The Reviews Hub’s Rich Jevons talks to veteran actor Andy Hockley about playing Grandpa Potts in the new stage adaptation of Chitty Chitty Bang Bang at West Yorkshire Playhouse.
Had you seen the film before taking on the rôle of Grandpa Potts?
Yes, I remember when it first came out! I saw it in the cinema when it was released in 1968 and I was eight years old. Since then, I’ve seen it umpteen times on the television.
What do you thinkis the lasting appeal of the story?
I think what James Brining managed to bring out with the stage version is basically about a fractured family. It is very odd, one of the actresses playing Jemima said very early on in rehearsals, which made us open our eyes quite wide: “There are no mummies in this”.
And she’s absolutely right. There’s the Baroness, who hates children, and there’s no mention of truly’s mother, and of course, the children don’t have a mother. So they are quite a fractured family and I think it’s the way the story is told that is quite cathartic. I think the lasting appeal is of hope, reconciliation and fantasy.
It changed from Ian Fleming’s original story once Roald Dahl got hold of it, he made it a lot darker. The Child Catcher doesn’t exist in the original story. The things that are important in the story have changed over the years, but I think it has a universal appeal.
What has it been like working with James Brining?
James wanted to give the story more depth from square one. You think of it as being quite light and fluffy. But actually, there is that theme of a widower trying to bring up two children. Then, for whatever reason, they end up living with his old dad who is bonkers as well. In addition, there’s the effect that truly has on them, he wanted to give her a lot more significance. So it’s been really interesting to work on.
Can you tell us a bit about your character, Grandpa Potts?

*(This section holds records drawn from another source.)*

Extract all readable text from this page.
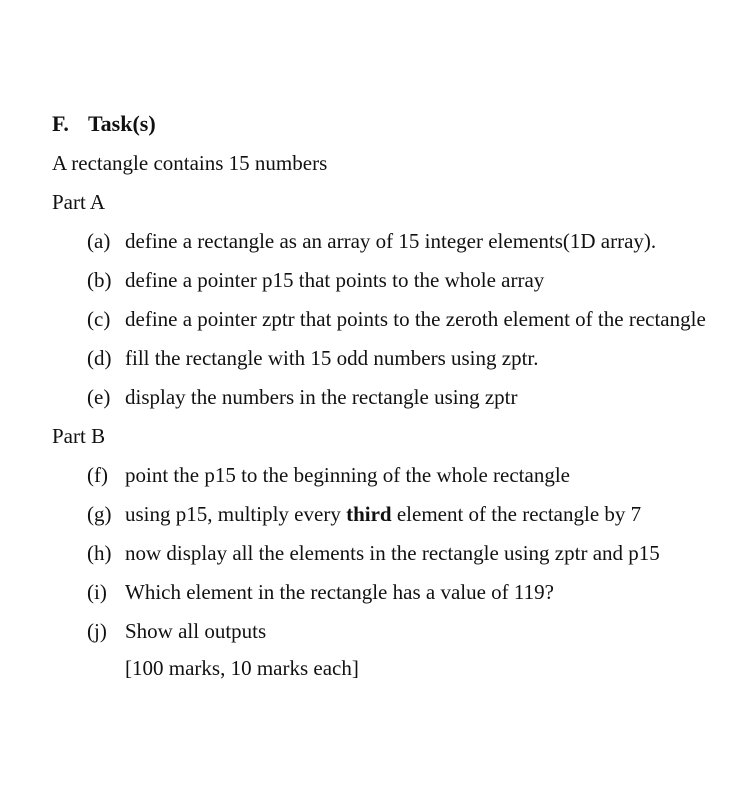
F. Task(s)
A rectangle contains 15 numbers
Part A
(a) define a rectangle as an array of 15 integer elements(1D array).
(b) define a pointer p15 that points to the whole array
(c) define a pointer zptr that points to the zeroth element of the rectangle
(d) fill the rectangle with 15 odd numbers using zptr.
(e) display the numbers in the rectangle using zptr
Part B
(f) point the p15 to the beginning of the whole rectangle
(g) using p15, multiply every third element of the rectangle by 7
(h) now display all the elements in the rectangle using zptr and p15
(i) Which element in the rectangle has a value of 119?
(j) Show all outputs
[100 marks, 10 marks each]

He has obviously been out in the Empire, he has been to India and he is reliving it. He is a bit bonkers! But he’s very patriotic and is a model for the two children. He is high on morals and aspires to be posh and aristocratic. He would love to be something that he isn’t.
What has it been like working with the ensemble and the creative team?
It has been great because we all learn off each other. I’ve been in the business 31 years now and you never stop learning from watching how people work. We all approach the work differently and work at different paces, but everyone is geared up to making the best production. The dance ensemble is just amazing. They work so hard and are so talented. It has been a fantastic company to work with.
I’ve known the choreographer Stephen Mears for years, I worked with him when he was an actor. He is arguably one of the best choreographers in the world, not just in this country. His work is globally recognised. The quality of the creative team is breath-taking. Simon Wainwright’s work on the projection and the way he has worked in conjunction with the designer and the lighting designer so that everything flows and works together, I think is just stunning.
So you are actually touring for a year?
Yes, it is like a life sentence! But I’ve toured before and my wife is very understanding. I Facebook her every now and then, to remind her what I look like! I’m used to being away, it is part and parcel of my work. We probably get more quality time together than if I was at home. Of course, the downside if I was at home, is that I would be unemployed. You have to go where the work is.
Is it nice to be doing a family show at Christmas?
Yes. I’ve got a history of doing panto at the Coventry Belgrade for 16 years. But what has been lovely about doing this in Leeds, is the sense of nostalgia from the audience. People know all the tunes and bring their children and pass the nostalgia on to them. A whole new generation of children is enjoying what is a fantastic story.